While lots of polls show that many middle-class and lower-class Americans believe the recession has not ended financially, the number of millionaires in the U.S. climbed close to record levels in 2013, reaching a count of 9.63 million. The top 1% of Americans based on income have done well, according to most media accounts. There is evidence that the top tier of that group has done even better.
According to a report by Spectrem Group:
The Recession reduced the number of millionaires in the United States to 6.7 million in 2008, though its population has grown ever since. Its previous high was 9.2 million in 2007, before the Recession started.
The figure does not include the value of primary residences.
George H. Walper Jr., president of Spectrem Group, added:
Most of the financial damage done by the Recession has been erased by recent record-high markets in 2013 as well as continued rebound in the real estate markets. In terms of the affluent investor, it is fair to say they have finally recovered from the economic downturn.
The number of ultra-rich rose as well, according to the study. People with household net worth of $5 million or more reached a record high of 1.24 million last year, up from 1.14 million in 2012. People with $25 million or more in net worth numbered 132,000 in 2013, up by 15,000 the year before.
The trend probably helps the U.S. economy in several ways.
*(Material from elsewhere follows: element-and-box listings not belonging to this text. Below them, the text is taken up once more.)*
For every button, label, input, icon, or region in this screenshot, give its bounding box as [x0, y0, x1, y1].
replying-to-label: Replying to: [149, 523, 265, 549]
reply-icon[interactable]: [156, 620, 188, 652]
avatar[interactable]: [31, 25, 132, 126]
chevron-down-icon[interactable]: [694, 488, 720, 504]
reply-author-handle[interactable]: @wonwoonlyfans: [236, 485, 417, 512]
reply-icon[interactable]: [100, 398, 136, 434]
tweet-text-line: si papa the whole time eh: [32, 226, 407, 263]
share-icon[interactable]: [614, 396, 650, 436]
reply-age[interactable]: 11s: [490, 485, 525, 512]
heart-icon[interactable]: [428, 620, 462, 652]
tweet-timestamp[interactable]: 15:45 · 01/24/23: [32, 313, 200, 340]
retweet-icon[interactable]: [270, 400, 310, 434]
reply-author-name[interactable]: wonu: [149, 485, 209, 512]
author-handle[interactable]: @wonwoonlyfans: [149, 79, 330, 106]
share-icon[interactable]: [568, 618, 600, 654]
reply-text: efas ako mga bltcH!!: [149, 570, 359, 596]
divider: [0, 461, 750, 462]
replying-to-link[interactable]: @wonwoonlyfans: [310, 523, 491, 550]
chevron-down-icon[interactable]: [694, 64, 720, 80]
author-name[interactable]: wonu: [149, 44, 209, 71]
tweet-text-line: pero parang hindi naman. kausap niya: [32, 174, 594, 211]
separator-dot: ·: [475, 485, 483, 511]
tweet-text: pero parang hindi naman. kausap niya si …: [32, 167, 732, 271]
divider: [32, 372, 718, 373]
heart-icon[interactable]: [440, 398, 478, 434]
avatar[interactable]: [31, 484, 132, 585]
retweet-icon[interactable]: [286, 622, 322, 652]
The first is the value of high-end real estate. Investor’s Business Daily recently reported on luxury home sales, “Nationwide, sales volume for existing single-family homes priced at the top end is growing the fastest of any price range, according to the National Association of Realtors.”
The benefit has also spread to expensive cars. Mercedes, BMW and Audi all posted record sales in the United States during 2013. Mercedes and BMW each sold more than 300,000 cars and SUVs last year.
The rich did get richer in 2013, and they did so at record levels.